Profile: Alumnus Develops Screen-Sharing Software

When Sidney Keith, ’11, started college at Kent State in 2007, his plan was to one day work in entertainment public relations. Being named a partner at a software development company before he graduated was not on his radar; however, that’s exactly how life played out – and now he can’t imagine doing anything else.

“Because I’m managing a business and people on top of it, it’s not just PR. ... But all of the PR background – the writing, the presentation skills, the well- roundedness of the program – was a good fit for going into what I’m doing now,” Keith said.

While he was a student, he freelanced for a small Ohio-based app development company, Napkin Studio, which had created one of the first 100 apps in Apple’s App Store. Napkin Studio soon hired Keith full time, and he began working with clients from coast to coast. Eventually, he and a group of three others began working on screen sharing apps and technology to make working with remote clients in New York, Los Angeles and San Francisco more efficient.

“We thought nothing of it,” Keith said. “We thought, ‘Hey, we have a need for this, and maybe a couple hundred other people have a need for it.’ Then, we started getting orders rolling in for tens of thousands of dollars.”

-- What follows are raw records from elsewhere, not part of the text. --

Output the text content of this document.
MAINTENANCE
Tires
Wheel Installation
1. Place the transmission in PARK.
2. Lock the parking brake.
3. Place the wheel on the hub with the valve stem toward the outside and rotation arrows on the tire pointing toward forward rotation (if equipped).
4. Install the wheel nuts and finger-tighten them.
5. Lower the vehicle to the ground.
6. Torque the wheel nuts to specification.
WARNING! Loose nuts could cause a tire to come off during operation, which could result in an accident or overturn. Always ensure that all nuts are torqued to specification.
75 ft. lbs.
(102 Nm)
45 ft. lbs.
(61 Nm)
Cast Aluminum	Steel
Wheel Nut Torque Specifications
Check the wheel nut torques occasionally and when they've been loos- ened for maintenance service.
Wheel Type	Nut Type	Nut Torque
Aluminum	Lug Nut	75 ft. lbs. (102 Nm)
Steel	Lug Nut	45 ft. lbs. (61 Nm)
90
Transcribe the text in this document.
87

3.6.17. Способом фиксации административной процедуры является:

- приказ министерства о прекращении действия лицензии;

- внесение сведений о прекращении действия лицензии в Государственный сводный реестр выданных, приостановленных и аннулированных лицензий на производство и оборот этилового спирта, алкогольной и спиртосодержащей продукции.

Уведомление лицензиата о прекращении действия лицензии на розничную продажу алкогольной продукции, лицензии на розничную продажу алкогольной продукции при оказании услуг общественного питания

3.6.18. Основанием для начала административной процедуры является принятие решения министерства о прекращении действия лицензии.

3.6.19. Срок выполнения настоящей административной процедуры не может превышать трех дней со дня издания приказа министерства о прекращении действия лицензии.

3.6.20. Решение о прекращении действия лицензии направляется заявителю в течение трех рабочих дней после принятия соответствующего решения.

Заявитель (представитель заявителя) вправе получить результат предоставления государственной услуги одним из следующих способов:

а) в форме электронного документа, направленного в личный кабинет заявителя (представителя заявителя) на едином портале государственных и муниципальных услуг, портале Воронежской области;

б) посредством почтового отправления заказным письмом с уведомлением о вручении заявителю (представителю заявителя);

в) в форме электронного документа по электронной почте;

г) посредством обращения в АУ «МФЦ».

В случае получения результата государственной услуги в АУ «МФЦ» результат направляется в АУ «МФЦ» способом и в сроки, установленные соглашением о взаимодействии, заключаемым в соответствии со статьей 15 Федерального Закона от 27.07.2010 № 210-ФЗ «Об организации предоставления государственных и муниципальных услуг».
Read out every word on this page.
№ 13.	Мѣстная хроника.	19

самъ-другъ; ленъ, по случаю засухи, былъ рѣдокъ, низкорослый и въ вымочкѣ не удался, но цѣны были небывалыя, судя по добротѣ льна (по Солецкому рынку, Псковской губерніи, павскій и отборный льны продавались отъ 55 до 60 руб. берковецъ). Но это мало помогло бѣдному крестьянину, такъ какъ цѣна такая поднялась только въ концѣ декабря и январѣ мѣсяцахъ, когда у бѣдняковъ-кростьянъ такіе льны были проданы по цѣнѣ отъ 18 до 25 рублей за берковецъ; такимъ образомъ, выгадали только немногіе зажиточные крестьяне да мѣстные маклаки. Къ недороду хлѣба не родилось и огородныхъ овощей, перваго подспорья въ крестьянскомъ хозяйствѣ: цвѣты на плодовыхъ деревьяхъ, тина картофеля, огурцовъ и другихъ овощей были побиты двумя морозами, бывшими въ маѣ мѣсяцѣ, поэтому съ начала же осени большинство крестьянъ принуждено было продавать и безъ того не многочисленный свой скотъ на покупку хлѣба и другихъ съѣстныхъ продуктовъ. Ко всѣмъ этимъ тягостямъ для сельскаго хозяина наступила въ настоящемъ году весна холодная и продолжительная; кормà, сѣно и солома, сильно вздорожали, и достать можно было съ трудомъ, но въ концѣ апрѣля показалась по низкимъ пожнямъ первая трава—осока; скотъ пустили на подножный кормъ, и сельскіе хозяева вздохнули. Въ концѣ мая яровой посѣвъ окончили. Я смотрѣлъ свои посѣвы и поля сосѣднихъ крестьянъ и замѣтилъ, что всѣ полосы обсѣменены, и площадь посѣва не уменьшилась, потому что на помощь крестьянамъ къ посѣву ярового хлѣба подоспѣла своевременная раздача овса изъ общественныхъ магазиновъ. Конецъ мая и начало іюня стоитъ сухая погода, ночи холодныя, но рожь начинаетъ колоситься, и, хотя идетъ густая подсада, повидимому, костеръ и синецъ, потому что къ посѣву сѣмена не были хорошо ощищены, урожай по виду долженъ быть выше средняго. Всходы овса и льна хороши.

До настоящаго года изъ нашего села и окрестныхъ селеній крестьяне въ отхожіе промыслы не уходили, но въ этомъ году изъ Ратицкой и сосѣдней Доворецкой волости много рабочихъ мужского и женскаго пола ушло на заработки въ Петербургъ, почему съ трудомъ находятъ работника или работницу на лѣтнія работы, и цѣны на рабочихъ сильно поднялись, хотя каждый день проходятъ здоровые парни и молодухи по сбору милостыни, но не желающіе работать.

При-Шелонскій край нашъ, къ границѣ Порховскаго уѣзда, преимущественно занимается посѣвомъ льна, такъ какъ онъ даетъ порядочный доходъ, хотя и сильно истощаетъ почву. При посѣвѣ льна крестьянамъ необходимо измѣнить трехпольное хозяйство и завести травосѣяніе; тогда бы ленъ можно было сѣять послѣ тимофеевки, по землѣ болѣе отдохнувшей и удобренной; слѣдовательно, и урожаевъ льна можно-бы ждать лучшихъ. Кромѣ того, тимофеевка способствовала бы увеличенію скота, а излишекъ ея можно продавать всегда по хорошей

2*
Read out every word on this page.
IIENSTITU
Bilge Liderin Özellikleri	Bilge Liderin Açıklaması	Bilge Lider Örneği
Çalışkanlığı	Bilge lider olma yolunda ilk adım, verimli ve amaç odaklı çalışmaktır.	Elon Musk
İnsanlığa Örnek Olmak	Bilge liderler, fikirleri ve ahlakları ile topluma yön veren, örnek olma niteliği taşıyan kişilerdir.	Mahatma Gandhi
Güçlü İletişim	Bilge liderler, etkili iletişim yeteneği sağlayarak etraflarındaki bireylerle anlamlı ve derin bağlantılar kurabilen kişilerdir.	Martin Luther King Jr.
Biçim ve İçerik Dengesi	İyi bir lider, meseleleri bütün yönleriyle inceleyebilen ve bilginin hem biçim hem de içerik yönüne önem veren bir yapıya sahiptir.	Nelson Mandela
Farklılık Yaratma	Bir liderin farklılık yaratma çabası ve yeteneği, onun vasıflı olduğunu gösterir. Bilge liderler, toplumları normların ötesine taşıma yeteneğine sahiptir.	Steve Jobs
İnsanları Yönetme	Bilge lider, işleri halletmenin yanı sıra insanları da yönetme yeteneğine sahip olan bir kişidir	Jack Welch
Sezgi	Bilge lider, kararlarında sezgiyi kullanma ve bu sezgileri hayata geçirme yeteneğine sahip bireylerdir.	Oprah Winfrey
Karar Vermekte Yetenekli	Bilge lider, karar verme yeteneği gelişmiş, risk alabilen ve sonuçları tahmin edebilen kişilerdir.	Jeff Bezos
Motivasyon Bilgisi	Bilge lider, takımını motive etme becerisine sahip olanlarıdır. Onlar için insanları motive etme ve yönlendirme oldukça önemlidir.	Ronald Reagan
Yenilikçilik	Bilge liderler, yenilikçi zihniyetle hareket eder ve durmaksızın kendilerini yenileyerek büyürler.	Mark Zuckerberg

From that, Squirrels LLC was born. The newly formed company honed in on screen sharing technology, bought out Napkin Studio, and Keith was named a partner while he was still a student. The company’s industry-leading screen mirroring apps are now used worldwide in more than 100,000 classrooms and in millions of homes and businesses.

The company continues to be forward-thinking and is expanding in existing markets.

“It’s stressful. It’s fun,” Keith said. “Every day’s a new challenge and a new adventure, dealing with things I didn’t think I would be dealing with seven years ago. Here I am, talking to multimillion-dollar, billion-dollar companies across the globe, trying to land business deals. I’m not only worrying about myself, but countless employees here and their families who rely on us to keep things going.”

(Adapted from a previously published article, based on a 2017 interview.)